Prevention & Infection Control

Non-Pharmacologic

• Hand hygiene: Alcohol-based hand sanitizers less effective against non-enveloped enteroviruses—soap and water for ≥20 seconds is preferred, especially after diaper changes/toilet use.
• Isolation:
  • Children: Exclude from school/daycare until fever-free ×24h AND lesions crusted/dried (typically ≥7 days).
  • Adults: Work remotely until afebrile and oral lesions resolving.
• Environmental decontamination: Use EPA-approved disinfectants with enterovirus claims (e.g., sodium hypochlorite 5,000–10,000 ppm for surfaces; ethanol 70% for small areas).
• Avoid sharing utensils, towels, toys.

Vaccines

• EV-A71 vaccines: Inactivated whole-virus vaccines (Li et al., N Engl J Med 2014) approved in China since 2016—~90% efficacy against EV-A71-associated HFMD. Not available outside Asia.
• No licensed vaccine for other serotypes (CaV-A16, A6, etc.)—several candidates in phase I/II trials (e.g., chimeric VLPs).

Special Populations

• Pregnant women: HFMD notteratogenic; no evidence of vertical transmission. However, maternal infection near delivery may cause mild neonatal illness (fever, rash)—monitor neonate for 7 days.
• Immunocompromised patients: Prolonged shedding, risk of systemic disease—consider isolation and PCR monitoring.

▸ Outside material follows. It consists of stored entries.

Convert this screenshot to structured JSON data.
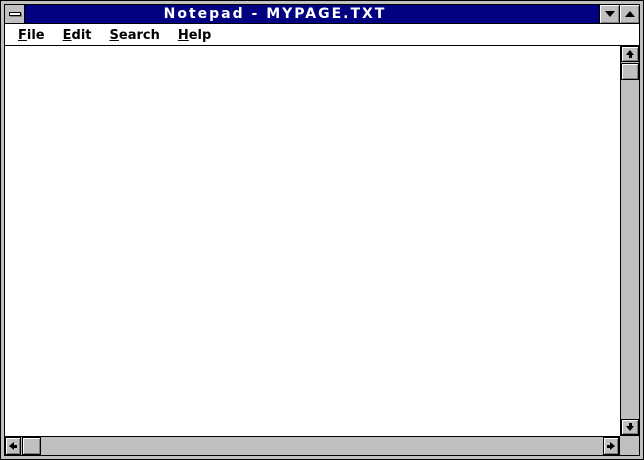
{
  "window": {
    "title": "Notepad - MYPAGE.TXT",
    "controls": {
      "system_menu_icon": "window-control-minus",
      "minimize_icon": "triangle-down",
      "maximize_icon": "triangle-up"
    },
    "colors": {
      "title_bar_bg": "#000080",
      "title_bar_text": "#ffffff",
      "chrome_gray": "#c0c0c0",
      "chrome_shadow": "#808080",
      "menu_bg": "#ffffff",
      "editor_bg": "#ffffff",
      "border_black": "#000000"
    }
  },
  "menubar": {
    "items": [
      {
        "label": "File"
      },
      {
        "label": "Edit"
      },
      {
        "label": "Search"
      },
      {
        "label": "Help"
      }
    ]
  },
  "editor": {
    "text": ""
  },
  "scrollbars": {
    "vertical": {
      "up_icon": "arrow-up",
      "down_icon": "arrow-down"
    },
    "horizontal": {
      "left_icon": "arrow-left",
      "right_icon": "arrow-right"
    }
  }
}
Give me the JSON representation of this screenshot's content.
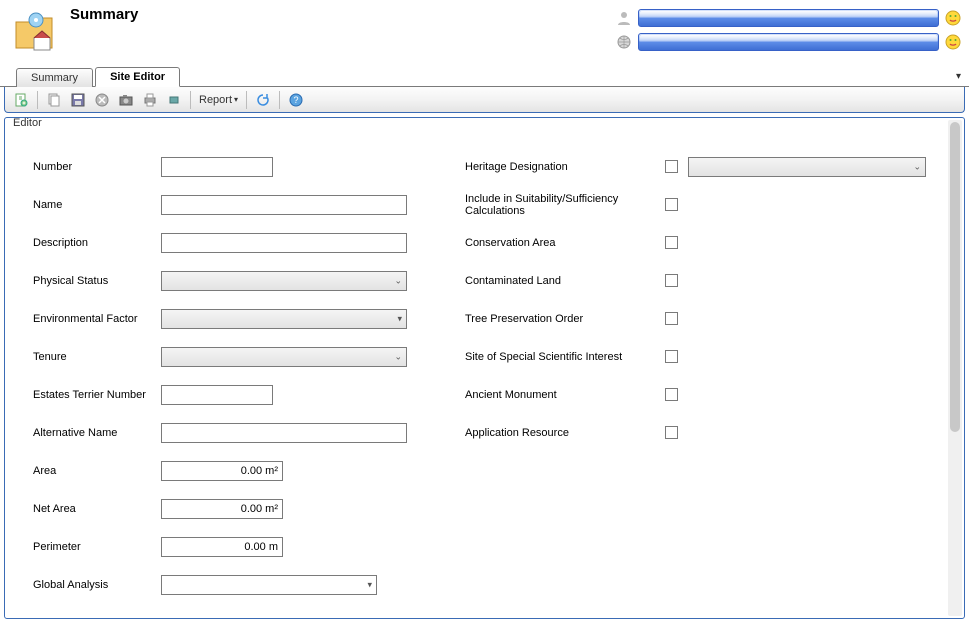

Key Clinical Take-Home Points

1. HFMD is not caused by Streptococcus or fungi—antibiotics are ineffective.
2. Atypical presentations (CaV-A6) may mimic HSV or eczema herpeticum—PCR testing critical if uncertain.
3. Dehydration is the most common complication—assess fluid status rigorously in young children.
4. Neurologic complications, though rare, can deteriorate rapidly—EV-A71 = medical emergency.
5. Stool remains infectious for weeks—emphasize hand hygiene even after recovery.

References (Selected Recent Evidence)

• Zhu X et al. Epidemiology and Clinical Features of Hand, Foot, and Mouth Disease in China, 2008–2023. Emerg Infect Dis. 2024;30(1).
• Chen W et al. Global epidemiology of enterovirus 71 and coxsackievirus A16: a systematic review and meta-analysis. Lancet Reg Health West Pac. 2023;32:100621.
• Shrestha M et al. Management of hand, foot and mouth disease in children: a systematic review. Pediatr Infect Dis J. 2023;42(5):e189–e196.
• Wang Z et al. Atypical hand, foot, and mouth disease due to coxsackievirus A6: a multicenter cohort study. JAMA Dermatol. 2023;159(7):762–770.
• CDC. Hand, Foot, and Mouth Disease—Clinical Guidance. MMWR Recomm Rep. 2022;71(No. RR-4).
• WHO. Hand, Foot and Mouth Disease—WHO Position Paper (2023 Update).

Disclaimer: This summary is for educational purposes only and does not substitute for professional medical judgment. Always follow institutional protocols and local public health guidance.